Pour son quatrième album, le trio venu tout droit de Houston, Khruangbin, n’a pas fait dans le coup de théâtre et offre à ses fans, de plus en plus nombreux, un A La Sala pile là où ils étaient attendus. Peut-être un poil trop.
Outre le succès, chaque artiste/groupe rêve d’un objectif à atteindre : que les premières notes d’un morceau lui soient immédiatement reconnaissables, directement attribuables. Une signature propre comme on dit dans le jargon. C’est peu dire que Khruangbin a d’ores et déjà coché cette case de la to do list, le trio texan étant passé maître du genre en l’espace de trois albums – surtout les deux derniers – avec ce blues psyché instrumental infusé à la soul et à la world music, devenu marque de fabrique.
Ce quatrième opus, A la Sala, est peut-être le plus attendu du groupe jusqu’ici, le succès «commercial» de son prédécesseur, Mordechai, ayant fini d’installer les trois musiciens comme l’une des entités les plus réjouissantes actuellement.
Il faut dire que cette musique empreinte de légère guitare électrique, de basse ultra groovy et de susurrements vocaux est une ode à l’easy listening et aux envies de soleil. C’est accessible pour tous, écoutable et agréable en toutes circonstances.

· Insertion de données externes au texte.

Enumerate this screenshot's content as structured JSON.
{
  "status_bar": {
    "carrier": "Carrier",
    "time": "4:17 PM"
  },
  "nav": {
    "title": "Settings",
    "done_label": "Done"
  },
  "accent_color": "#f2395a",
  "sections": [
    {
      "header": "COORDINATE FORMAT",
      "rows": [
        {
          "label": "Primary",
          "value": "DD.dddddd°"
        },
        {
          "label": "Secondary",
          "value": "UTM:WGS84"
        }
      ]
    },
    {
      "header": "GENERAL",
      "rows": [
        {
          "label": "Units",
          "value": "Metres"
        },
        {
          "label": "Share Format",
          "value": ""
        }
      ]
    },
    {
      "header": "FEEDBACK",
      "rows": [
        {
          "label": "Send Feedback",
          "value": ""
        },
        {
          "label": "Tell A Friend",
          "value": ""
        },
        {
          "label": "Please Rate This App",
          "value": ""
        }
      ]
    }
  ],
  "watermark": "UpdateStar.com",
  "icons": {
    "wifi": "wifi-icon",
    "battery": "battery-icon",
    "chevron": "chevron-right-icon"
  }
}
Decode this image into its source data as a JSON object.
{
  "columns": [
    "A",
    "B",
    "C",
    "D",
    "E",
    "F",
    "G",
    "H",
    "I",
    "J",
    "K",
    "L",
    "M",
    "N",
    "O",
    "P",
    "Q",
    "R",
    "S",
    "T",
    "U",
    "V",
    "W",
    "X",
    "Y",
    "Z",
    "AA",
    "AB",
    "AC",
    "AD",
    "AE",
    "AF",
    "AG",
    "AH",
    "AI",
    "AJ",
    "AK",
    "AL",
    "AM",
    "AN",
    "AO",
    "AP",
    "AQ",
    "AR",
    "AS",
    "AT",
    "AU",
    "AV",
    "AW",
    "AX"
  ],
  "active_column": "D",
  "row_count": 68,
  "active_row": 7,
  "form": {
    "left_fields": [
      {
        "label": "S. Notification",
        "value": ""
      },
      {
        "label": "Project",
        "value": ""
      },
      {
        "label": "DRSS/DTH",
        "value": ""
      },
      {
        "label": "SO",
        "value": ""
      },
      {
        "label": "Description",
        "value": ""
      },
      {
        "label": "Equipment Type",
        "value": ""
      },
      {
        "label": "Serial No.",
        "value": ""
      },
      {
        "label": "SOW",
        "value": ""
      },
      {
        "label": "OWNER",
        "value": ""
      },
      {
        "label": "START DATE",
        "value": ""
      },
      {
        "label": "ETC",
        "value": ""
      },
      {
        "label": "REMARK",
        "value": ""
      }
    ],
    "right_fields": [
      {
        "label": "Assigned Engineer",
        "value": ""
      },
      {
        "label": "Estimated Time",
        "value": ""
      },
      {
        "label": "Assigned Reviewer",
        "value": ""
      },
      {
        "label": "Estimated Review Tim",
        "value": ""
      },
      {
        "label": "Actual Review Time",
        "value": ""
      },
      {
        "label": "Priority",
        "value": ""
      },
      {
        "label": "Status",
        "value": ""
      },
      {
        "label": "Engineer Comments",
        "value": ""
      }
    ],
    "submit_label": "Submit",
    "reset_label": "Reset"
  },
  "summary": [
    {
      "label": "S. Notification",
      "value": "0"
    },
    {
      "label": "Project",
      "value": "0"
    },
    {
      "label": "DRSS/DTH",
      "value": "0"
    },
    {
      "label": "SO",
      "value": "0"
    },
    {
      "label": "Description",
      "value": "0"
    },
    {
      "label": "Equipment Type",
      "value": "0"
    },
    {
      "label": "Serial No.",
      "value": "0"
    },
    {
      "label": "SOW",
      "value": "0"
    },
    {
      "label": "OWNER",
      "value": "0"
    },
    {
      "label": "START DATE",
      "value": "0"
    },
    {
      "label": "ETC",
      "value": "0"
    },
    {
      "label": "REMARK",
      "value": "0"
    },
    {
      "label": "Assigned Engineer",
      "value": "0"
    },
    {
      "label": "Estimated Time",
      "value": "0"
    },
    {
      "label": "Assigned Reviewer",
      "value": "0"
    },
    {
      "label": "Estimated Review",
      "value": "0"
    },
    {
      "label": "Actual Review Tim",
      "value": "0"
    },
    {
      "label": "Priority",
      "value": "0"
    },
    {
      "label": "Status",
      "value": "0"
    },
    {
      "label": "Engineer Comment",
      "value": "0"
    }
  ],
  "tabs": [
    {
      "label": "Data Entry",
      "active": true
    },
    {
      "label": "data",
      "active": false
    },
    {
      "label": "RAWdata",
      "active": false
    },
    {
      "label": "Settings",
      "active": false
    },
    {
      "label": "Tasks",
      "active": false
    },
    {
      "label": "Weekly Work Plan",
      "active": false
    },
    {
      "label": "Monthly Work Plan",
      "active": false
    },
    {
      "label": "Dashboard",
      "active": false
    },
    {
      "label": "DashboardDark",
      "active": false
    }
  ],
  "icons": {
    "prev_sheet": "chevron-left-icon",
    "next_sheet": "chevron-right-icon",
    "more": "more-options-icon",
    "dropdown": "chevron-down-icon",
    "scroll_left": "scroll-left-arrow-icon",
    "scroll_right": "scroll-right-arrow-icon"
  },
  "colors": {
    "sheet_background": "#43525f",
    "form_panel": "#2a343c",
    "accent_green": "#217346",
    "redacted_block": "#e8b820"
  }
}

Les esprits les plus chagrins diront «musique lounge d’ascenseur» et il est vrai que la frontière est mince. Surtout avec ce nouveau disque où la prise de risque tend vers le niveau zéro. On est sur du fan service pur et dur, dans la zone de confort du début à la fin. Il est évident que Khruangbin a voulu surfer sur sa vague et continuer de naviguer et de grimper vers les cimes de la reconnaissance sans brusquer personne. Dans cette optique là, difficile d’être déçu en effet. On retrouve absolument tous les ingrédients habituels, funky (Pon Pon), soulful (May Ninth), rock-blues (Ada Jean, Juegos y Nubes) pour une nouvelle fournée de morceaux efficaces dont l’exploitation en bande-son de pubs, films, séries ne fait aucun doute.
La formule est sans doute ici à sa vitesse de croisière, le trio n’a jamais autant donné l’impression d’être aussi sûr de son fait et de ses capacités. On peut évidemment regretter qu’il n’y ait pas eu plus d’explorations, plus de défrichements pour un groupe aussi attaché au melting-pot des cultures musicales de par le monde. Ceci étant, si on se fixe sur le prisme de la qualité intrinsèque, difficile de bouder son plaisir face à des compositions plus délicieuses les unes que les autres.
Il faudra très certainement faire attention à ne pas les voir s’enfermer dans une recette trop facile et stéréotypée à l’avenir mais gageons que Laura Lee, Speer et DJ Johnson sauront reprendre le cours de leurs aventures autour du globe pour épaissir leur son et lui permettre de s’enrichir encore plus. A La Sala garde le bénéfice du doute car il retombe toujours du bon côté et possède trop de belles choses encore pour se dire qu’on a fait le tour du sujet mais attention à ne pas devenir une caricature. Le piège les guette, à eux de l’éviter.